Unraveling the crucial role of SDF-1 in osteoarthritis progression: IL6/HIF-1α positive feedback and chondrocyte ferroptosis.

Background: Osteoarthritis (OA) is a common joint disease with an incompletely understood pathogenesis. SDF-1, a key factor in cartilage matrix degradation, is involved in OA cartilage degeneration, yet its mechanism, especially regarding ferroptosis, remains unclear. This study focuses on elucidating the role of SDF-1-induced chondrocyte ferroptosis and the IL6/HIF-1α signalling axis in OA.

Methods: A rabbit OA model was created via SDF-1 induction. Knee cartilage tissues were sequenced and analyzed bioinformatically to identify key genes, and explore critical pathways. Clinical tissue samples were utilized to validate their clinical relevance. Furthermore, cell and rabbit models were constructed through gene interference and pathway blocking. The expression of related genes and proteins was detected by QPCR, ELISA, Western blot, and immunofluorescence. Additionally, OA and ferroptosis indicators such as cell viability, immunohistochemistry, ROS, lipid ROS, Fe, MDA, and mitochondrial morphology were evaluated to uncover the molecular mechanism by which SDF-1 regulates the IL6/HIF-1α signalling axis to mediate chondrocyte ferroptosis.

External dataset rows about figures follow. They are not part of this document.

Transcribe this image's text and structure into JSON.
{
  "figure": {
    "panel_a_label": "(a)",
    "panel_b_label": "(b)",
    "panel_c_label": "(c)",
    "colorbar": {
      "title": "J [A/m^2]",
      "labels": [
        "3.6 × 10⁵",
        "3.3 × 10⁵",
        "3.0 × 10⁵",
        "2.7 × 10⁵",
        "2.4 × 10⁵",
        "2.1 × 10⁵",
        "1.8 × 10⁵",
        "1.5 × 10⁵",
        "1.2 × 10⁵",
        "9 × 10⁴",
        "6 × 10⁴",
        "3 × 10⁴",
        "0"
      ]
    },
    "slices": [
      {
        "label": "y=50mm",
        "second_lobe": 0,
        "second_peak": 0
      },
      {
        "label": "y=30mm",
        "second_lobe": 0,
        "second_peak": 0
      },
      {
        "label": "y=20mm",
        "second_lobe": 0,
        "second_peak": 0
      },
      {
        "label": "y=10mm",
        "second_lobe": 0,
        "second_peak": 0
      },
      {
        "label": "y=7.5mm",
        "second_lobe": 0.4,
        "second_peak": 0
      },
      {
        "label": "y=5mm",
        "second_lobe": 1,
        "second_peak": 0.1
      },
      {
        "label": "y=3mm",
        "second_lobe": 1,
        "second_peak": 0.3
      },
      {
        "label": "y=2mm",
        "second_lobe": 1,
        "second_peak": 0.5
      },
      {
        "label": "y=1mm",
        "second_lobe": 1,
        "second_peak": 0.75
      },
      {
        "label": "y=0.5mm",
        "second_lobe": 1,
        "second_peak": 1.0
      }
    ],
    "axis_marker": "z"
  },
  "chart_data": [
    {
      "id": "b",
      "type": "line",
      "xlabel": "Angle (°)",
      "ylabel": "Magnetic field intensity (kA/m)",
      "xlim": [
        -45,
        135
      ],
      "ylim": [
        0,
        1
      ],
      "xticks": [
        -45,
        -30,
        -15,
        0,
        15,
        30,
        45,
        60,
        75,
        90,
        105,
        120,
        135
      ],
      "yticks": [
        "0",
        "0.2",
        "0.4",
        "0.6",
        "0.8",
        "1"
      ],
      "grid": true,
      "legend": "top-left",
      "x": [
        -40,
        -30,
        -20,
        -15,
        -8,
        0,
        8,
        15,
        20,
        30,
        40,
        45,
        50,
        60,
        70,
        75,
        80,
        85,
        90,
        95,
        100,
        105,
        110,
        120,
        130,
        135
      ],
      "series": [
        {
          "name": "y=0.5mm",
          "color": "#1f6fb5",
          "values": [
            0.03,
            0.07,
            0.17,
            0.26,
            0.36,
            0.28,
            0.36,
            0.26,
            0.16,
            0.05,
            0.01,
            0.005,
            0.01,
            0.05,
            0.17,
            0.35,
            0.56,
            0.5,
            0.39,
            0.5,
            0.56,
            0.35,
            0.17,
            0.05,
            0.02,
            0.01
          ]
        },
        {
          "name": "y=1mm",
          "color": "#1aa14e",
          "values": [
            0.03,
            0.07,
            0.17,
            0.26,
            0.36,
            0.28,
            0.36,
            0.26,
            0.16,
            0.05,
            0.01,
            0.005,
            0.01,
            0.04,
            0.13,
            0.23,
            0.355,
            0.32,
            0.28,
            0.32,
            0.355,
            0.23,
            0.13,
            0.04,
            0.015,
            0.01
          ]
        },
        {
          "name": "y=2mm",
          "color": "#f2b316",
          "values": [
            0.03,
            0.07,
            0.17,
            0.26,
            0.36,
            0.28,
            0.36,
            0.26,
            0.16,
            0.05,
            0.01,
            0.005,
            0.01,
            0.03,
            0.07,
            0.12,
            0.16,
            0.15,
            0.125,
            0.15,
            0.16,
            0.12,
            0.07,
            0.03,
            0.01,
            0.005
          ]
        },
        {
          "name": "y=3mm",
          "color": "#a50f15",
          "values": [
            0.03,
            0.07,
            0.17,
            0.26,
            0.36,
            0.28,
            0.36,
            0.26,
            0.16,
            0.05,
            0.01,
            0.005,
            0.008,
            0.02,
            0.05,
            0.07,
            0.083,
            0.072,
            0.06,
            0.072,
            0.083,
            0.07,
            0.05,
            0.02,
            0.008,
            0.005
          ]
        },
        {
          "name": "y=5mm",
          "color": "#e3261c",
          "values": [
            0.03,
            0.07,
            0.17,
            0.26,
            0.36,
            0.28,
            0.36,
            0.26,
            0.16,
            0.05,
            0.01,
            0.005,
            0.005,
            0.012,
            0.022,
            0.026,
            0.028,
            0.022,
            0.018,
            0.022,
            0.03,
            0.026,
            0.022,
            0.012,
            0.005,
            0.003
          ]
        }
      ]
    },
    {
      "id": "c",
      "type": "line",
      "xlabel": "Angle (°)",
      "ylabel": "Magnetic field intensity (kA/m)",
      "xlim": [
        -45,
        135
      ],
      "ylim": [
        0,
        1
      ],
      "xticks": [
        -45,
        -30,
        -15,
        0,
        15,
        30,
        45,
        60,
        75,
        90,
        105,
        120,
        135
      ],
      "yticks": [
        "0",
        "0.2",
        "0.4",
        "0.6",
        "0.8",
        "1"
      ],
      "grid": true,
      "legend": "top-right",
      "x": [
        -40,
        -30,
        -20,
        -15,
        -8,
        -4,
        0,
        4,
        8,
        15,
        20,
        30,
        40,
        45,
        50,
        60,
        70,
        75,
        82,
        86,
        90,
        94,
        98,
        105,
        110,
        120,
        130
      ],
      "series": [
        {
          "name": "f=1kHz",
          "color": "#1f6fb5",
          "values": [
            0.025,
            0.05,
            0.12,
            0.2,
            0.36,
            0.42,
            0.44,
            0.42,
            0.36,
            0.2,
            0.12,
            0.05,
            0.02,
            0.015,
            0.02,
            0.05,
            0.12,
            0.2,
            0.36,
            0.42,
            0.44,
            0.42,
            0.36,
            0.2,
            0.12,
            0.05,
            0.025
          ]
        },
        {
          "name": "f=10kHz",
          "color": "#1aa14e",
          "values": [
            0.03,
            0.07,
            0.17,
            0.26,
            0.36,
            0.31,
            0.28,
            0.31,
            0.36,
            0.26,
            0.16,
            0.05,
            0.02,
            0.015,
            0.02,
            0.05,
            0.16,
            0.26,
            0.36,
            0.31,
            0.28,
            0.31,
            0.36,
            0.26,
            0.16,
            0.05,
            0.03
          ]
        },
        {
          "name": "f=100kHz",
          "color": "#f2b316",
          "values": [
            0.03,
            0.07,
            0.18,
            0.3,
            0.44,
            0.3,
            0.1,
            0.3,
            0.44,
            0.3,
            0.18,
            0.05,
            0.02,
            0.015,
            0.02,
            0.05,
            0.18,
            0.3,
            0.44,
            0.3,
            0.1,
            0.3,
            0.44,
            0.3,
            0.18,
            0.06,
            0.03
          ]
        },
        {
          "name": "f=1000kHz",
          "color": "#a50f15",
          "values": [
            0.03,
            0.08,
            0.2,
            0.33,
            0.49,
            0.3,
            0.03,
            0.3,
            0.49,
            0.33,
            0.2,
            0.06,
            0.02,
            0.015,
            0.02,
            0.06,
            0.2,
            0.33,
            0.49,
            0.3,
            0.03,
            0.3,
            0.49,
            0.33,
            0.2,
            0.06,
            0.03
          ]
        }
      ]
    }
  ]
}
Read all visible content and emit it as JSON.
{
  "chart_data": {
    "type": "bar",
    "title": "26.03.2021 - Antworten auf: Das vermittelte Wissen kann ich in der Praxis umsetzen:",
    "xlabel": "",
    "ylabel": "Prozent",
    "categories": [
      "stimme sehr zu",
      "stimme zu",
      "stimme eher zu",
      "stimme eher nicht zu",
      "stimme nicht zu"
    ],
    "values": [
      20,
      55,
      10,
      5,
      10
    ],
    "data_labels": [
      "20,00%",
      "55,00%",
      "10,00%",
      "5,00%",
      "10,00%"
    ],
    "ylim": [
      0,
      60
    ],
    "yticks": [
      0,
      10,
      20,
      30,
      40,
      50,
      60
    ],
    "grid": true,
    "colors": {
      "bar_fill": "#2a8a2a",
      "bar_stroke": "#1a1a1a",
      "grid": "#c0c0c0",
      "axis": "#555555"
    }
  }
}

Results: Bioinformatics revealed that ferroptosis was significantly activated in SDF-1-induced OA, with IL6 and HIF-1 pathways implicated. In vitro and in vivo, SDF-1 increased the expression and secretion of MMP13 but decreased COL2A1 and ACAN in chondrocytes, leading to OA-like changes. It also suppressed the expression levels of SLC7A11 and GPX4, upregulated the gene and protein levels of ACSL4, promoted the accumulation of MDA, Fe, and ROS, and caused mitochondrial morphological changes. These ferroptosis manifestations could be alleviated by the ferroptosis inhibitor Fer-1. IL6 was an important mediator of SDF-1-induced ferroptosis, and knocking down IL6 also inhibited chondrocyte ferroptosis changes. Overexpressing IL6 (oeIL6) and using PX478 to inhibit the HIF-1 signalling pathway showed that PX478 could significantly relieve the cytotoxicity produced by the culture of oeIL6 and SDF-1, enhance chondrocyte viability, reverse the decreased expression of SLC7A11 and GPX4 caused by oeIL6, increase the expression of ACSL4, reverse the accumulation of MDA, Fe, and ROS. Moreover, PX478 could also significantly reduce the expression and secretion of IL6.

Conclusion: SDF-1 mediates chondrocyte ferroptosis via the IL6/HIF-1α positive feedback, promoting OA.